The report documented 2,211 anti-Christian offenses in 2024, including 274 personal attacks such as threats and physical assault. The number is slightly lower than the 2,444 cases recorded in 2023. However, researchers note this is likely due to missing data rather than an improvement in conditions, since some countries did not provide full-year data and others did not track certain categories of offenses.
In 2023, the OSCE and European governments together logged 1,230 anti-Christian hate crimes, up from 1,029 in 2022.
The report identifies France, the United Kingdom, Germany, and Spain as the countries with the largest number of incidents.
France saw serious cases, including an arson attack that nearly destroyed a historic church in Saint-Omer, vandalism of more than 50 graves with Islamist slogans, and an arrest linked to a failed terror attack involving Notre-Dame Cathedral inspired by the Islamic State of Iraq and Syria (ISIS).

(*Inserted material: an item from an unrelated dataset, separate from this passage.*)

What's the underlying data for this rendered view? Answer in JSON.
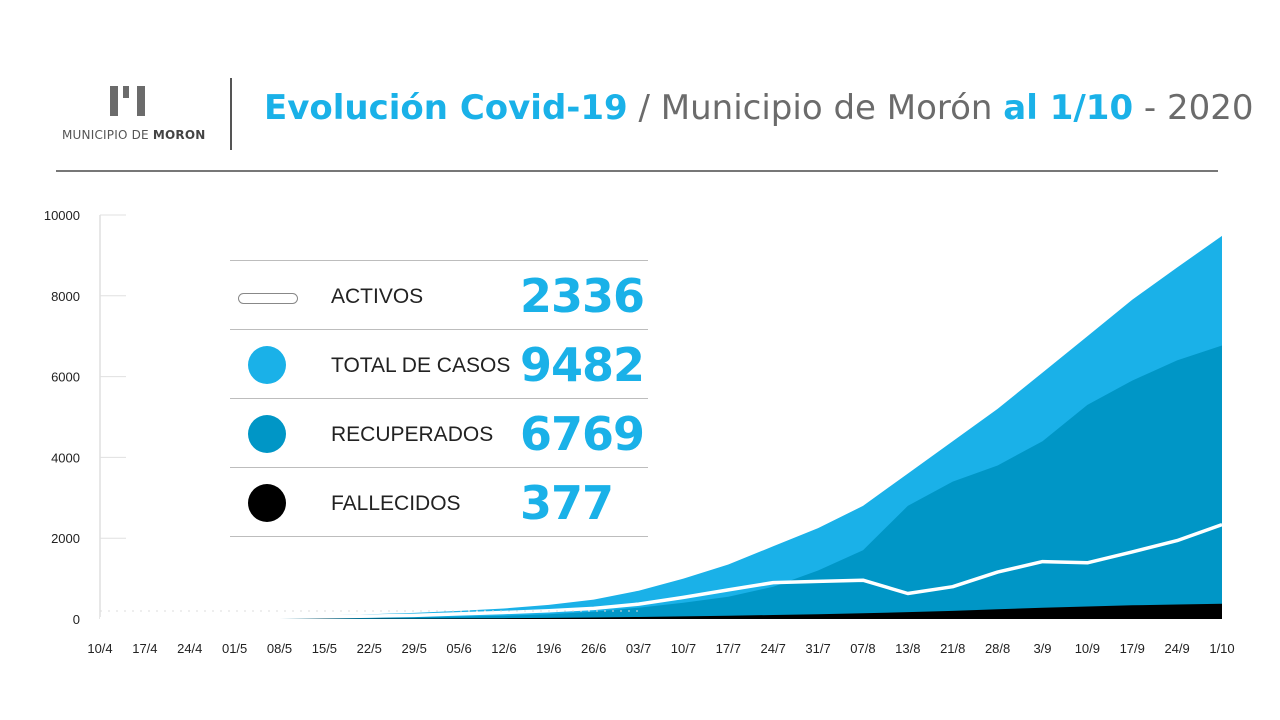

Germany recorded 337 anti-Christian crimes, a 22% rise from the previous year. It also reported 33 arson attacks, the most of any European country.
Spain experienced one of the year’s most gruesome cases: the killing of a 76-year-old monk in a monastery in November.
In Istanbul, Turkey, an ISIS-linked shooting during Sunday Mass killed a worshipper in January.
Across Europe, a total of 94 arson attacks were reported in 2024, almost twice as many as in 2023.
Investigators were able to identify motives in 93 incidents. These included:
- 35 linked to radical Islamist ideology
- 19 connected to radical left-wing groups
- 7 tied to radical right-wing actors
- 11 involving other political motives
- 15 featuring satanic symbols or references
In addition to violent attacks, OIDAC found “discrimination against Christians in the workplace and in public life in some European countries, leading to increasing self-censorship among Christians in Europe,” their website states.
The findings were presented to the European Parliament, where lawmakers Bert-Jan Ruissen and Miriam Lexmann called for stronger EU-level action. They urged the creation of a European coordinator focused on anti-Christian discrimination, improved data collection by member states, and new funding for prevention and security measures.
“Attacks on Christians and discrimination against Christians in Europe get little attention,” the lawmakers said, “but the figures are alarming.”